The primary physical effect of the inflammatory response is for blood circulation to increase around the infected area. In particular, the blood vessels around the site of inflammation dilate, permitting increased blood flow to the area. Gaps appear in the cell walls surrounding the infected area, allowing the larger cells of the blood, i.e. the immune cells, to pass. As a result of the increased blood flow, the immune presence is strengthened. All of the different types of cells that constitute the immune system congregate at the site of inflammation, along with a large supply of proteins, which fuel the immune response. There is an increase in body heat, which can itself have an anti-biotic effect, swinging the balance of chemical reactions in favour of the host. The main symptoms of the inflammatory response are as follows.
The tissues in the area are red and warm, as a result of the large amount of blood reaching the site.
The tissues in the area are swollen, again due to the increased amount of blood and proteins that are present.
The area is painful, due the expansion of tissues, causing mechanical pressure on nerve cells, and also due to the presence of pain mediators.
Once the inflammatory process has begun, it continues until the infection that caused it has been eradicated. Phagocytes continue to consume and destroy bacteria, the acquired immune system binds and disposes of harmful toxins. Pus is produced, pus being the debris that is left over from the battle between the invader and the immune system. The colour of the pus depends on the organism causing the infection.

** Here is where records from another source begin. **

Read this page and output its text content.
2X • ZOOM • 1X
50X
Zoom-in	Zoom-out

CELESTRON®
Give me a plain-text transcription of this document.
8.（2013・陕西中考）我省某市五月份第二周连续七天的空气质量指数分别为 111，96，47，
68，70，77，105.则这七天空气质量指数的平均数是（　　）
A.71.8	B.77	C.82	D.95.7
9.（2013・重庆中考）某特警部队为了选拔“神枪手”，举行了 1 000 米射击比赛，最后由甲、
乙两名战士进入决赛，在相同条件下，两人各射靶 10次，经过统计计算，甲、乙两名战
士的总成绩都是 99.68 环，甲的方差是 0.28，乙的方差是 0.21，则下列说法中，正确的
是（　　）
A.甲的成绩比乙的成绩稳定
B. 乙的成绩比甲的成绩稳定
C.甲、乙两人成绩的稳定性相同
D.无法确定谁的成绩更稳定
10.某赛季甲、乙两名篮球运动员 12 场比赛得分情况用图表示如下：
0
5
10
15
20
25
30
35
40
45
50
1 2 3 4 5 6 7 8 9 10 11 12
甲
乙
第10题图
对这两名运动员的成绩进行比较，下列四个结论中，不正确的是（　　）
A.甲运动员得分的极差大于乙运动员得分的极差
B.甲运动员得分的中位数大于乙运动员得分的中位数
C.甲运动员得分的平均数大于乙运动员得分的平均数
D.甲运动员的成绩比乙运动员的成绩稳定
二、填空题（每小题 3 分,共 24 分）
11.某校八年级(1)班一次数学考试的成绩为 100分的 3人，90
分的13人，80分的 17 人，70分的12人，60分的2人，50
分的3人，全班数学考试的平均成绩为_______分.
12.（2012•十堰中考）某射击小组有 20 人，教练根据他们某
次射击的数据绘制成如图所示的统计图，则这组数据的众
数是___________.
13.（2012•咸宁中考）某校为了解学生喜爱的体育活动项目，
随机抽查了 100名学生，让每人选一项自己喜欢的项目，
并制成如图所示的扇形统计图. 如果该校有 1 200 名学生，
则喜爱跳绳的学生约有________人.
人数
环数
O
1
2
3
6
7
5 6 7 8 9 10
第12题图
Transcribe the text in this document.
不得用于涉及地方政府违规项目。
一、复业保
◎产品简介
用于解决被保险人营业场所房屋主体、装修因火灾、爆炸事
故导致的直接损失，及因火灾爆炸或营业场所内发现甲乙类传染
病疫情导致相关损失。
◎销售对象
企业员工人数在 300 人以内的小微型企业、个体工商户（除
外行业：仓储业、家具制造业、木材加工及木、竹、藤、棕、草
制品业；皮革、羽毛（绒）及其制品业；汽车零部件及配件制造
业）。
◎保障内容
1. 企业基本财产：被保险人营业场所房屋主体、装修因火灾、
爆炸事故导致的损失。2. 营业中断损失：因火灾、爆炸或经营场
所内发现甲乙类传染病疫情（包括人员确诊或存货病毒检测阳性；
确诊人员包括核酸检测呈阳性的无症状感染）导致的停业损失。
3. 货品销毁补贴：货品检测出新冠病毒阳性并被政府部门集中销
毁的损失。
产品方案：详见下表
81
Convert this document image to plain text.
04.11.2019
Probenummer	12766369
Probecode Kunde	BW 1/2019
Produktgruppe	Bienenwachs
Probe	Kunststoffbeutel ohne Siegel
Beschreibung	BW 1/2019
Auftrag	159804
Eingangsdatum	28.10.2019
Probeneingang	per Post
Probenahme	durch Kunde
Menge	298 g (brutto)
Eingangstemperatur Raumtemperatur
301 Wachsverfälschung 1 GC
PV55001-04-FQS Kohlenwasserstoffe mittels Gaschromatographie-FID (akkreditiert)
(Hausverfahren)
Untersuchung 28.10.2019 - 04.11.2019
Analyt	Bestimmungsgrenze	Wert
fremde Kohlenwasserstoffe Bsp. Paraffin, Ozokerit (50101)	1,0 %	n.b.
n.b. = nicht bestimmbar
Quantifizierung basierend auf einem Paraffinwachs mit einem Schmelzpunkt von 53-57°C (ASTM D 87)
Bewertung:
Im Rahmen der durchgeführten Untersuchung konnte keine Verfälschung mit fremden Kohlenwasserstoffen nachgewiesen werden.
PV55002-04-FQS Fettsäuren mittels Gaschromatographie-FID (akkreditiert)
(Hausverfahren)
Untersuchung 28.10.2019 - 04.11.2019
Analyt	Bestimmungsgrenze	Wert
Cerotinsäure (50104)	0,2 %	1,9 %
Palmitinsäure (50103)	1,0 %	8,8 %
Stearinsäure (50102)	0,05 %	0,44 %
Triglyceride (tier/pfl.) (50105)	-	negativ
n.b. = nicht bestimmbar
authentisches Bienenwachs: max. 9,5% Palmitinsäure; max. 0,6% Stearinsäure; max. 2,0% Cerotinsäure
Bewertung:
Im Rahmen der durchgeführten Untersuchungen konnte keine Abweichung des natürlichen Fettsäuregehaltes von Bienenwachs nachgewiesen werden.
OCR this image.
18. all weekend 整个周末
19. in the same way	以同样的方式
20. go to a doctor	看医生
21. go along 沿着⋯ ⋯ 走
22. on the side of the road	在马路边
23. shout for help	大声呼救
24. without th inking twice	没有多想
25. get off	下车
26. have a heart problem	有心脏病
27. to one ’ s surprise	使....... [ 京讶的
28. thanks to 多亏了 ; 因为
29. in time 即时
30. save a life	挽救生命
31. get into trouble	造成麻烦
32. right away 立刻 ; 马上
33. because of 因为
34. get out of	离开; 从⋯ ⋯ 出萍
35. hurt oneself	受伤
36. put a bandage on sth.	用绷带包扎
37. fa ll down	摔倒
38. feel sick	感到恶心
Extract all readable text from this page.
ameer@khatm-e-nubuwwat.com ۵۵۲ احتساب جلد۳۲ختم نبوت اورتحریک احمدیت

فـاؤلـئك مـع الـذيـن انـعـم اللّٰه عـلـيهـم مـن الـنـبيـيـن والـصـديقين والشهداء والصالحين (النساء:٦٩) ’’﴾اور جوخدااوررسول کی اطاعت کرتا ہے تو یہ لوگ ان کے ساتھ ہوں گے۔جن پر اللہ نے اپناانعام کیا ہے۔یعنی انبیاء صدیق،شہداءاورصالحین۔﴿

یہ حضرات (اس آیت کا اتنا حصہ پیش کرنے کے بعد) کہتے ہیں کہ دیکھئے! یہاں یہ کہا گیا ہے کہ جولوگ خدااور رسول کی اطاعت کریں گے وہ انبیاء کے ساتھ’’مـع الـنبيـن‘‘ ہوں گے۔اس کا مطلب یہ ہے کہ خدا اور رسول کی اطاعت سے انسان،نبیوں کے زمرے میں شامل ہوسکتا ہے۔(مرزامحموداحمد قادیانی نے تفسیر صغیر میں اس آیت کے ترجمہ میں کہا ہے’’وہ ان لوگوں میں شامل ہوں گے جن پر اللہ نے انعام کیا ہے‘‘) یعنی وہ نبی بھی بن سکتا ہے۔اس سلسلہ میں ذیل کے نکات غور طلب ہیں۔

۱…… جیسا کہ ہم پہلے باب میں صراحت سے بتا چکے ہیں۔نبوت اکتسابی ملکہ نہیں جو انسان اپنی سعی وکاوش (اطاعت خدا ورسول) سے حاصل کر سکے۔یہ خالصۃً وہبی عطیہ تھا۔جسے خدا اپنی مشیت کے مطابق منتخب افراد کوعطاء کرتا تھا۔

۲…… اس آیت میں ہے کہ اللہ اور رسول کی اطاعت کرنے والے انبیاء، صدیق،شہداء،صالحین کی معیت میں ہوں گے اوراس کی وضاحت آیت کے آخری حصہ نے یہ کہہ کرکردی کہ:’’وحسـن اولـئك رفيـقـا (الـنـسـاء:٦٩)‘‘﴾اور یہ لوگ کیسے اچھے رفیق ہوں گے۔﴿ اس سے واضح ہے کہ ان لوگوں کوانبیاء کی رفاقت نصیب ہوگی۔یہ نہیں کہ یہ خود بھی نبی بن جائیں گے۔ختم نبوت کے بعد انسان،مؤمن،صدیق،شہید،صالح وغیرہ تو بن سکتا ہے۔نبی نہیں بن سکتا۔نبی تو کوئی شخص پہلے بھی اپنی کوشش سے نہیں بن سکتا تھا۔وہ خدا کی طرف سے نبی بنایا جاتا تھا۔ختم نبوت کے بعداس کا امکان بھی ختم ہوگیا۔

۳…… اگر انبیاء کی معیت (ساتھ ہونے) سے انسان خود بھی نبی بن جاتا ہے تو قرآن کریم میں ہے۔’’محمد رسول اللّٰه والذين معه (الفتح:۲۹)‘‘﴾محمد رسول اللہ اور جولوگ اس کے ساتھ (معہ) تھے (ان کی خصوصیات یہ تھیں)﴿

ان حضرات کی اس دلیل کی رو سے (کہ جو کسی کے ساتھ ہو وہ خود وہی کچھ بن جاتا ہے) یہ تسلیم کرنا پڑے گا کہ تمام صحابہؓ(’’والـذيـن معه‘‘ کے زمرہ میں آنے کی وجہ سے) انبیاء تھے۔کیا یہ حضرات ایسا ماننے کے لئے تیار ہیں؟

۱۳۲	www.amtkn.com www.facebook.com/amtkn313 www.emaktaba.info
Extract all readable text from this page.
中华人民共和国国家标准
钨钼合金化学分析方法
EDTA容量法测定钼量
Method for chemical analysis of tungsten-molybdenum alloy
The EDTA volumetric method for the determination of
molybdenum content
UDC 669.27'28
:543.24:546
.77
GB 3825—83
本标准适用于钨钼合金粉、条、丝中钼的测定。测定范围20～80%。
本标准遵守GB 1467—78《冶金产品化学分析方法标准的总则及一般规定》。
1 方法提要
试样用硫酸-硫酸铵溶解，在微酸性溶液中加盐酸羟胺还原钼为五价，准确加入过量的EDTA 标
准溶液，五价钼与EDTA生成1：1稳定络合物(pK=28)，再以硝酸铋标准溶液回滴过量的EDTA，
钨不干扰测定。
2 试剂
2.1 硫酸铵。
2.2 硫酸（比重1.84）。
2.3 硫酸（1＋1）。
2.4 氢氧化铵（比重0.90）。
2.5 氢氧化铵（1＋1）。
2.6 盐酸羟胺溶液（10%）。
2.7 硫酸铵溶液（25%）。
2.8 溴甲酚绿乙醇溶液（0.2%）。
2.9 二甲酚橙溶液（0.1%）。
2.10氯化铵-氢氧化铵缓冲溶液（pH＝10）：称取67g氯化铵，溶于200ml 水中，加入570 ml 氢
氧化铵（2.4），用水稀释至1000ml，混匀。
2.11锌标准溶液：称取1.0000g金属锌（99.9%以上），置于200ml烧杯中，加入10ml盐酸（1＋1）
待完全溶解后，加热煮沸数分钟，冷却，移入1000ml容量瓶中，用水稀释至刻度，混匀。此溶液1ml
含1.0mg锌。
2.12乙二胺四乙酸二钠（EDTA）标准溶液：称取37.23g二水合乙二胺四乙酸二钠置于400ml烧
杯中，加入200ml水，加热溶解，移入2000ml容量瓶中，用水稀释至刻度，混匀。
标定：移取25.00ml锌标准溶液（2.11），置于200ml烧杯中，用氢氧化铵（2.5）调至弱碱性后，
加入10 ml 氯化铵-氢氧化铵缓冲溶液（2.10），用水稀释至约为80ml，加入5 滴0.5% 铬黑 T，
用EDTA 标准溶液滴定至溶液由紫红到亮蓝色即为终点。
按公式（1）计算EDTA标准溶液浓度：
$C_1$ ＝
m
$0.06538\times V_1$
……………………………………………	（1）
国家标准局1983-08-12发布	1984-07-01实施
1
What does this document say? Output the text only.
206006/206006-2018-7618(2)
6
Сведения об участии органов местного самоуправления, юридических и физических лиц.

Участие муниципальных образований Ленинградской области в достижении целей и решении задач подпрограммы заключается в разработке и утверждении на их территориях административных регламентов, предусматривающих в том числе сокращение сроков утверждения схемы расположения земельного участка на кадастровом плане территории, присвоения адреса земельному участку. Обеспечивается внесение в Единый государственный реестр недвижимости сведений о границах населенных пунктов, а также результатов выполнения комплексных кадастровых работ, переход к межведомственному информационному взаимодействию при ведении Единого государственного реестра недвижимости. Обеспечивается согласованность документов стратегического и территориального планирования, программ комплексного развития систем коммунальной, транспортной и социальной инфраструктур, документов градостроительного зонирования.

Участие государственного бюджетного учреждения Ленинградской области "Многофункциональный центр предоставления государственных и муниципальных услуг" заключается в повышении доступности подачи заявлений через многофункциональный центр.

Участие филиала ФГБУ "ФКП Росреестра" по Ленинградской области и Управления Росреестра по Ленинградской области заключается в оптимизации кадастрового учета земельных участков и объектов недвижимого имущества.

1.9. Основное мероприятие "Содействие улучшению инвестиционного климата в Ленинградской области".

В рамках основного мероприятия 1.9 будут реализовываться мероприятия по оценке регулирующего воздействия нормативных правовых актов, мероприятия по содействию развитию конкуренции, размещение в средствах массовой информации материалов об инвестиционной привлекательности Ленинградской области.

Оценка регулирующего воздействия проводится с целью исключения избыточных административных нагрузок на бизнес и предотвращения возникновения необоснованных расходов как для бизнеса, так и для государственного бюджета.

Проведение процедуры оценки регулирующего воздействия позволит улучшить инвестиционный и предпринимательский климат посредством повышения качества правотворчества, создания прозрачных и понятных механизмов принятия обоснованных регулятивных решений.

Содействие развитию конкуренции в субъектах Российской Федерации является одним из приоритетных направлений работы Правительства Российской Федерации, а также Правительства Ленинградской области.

How does the inflammatory response end?
Ideally, the inflammatory response should only last for as long as the infection exists. Once the threat of infection has passed, the area should return to normal existence.
The actual process by which the inflammatory response ends is now only beginning to be understood. The key element is a phenomenon known as “Apoptosis”.
When cells of the body die in a normal fashion, e.g. by being irreparably damaged or by being deprived of nutrients, this is known as Necrotic death. Recently, research has shown that cells can also be killed in another way, i.e. by “committing suicide”. On receipt of a certain chemical signal, most cells of the body can destroy themselves. This is known as Apoptotic death. There are two main ways in which cells can commit Apoptosis.
By receiving an Apoptosis signal. When an chemical signal is received that indicates that the cell should kill itself, it does so.
By not receiving a “stay-alive” signal. Certain cells, once they reach an activated state, are primed to kill themselves automatically within a certain period of time, i.e. to commit Apoptosis, unless instructed otherwise. However, there may be other cells that supply them with a “stay-alive” signal, which delays the Apoptosis of the cell. It is only when the primed cell stops receiving this “stay-alive” signal that it kills itself.
The immune system employs method two above. The immune cells involved in the inflammatory response, once they become activated, are primed to commit Apoptosis. Helper T cells emit a stay-alive signal, and keep emitting that signal for as long as they recognise foreign antigens in the body, prolonging the inflammatory response. It is only when the infection has been eradicated, and there is no more foreign antigen that the helper T cells stop emitting the stay-alive signal, thus allowing the cells involved in the inflammatory response to die off.
If foreign antigen is not eradicated from the body, or the helper T cells do not recognise that fact, or if the immune cells receive the stay-alive signal from another source, then chronic inflammation may develop."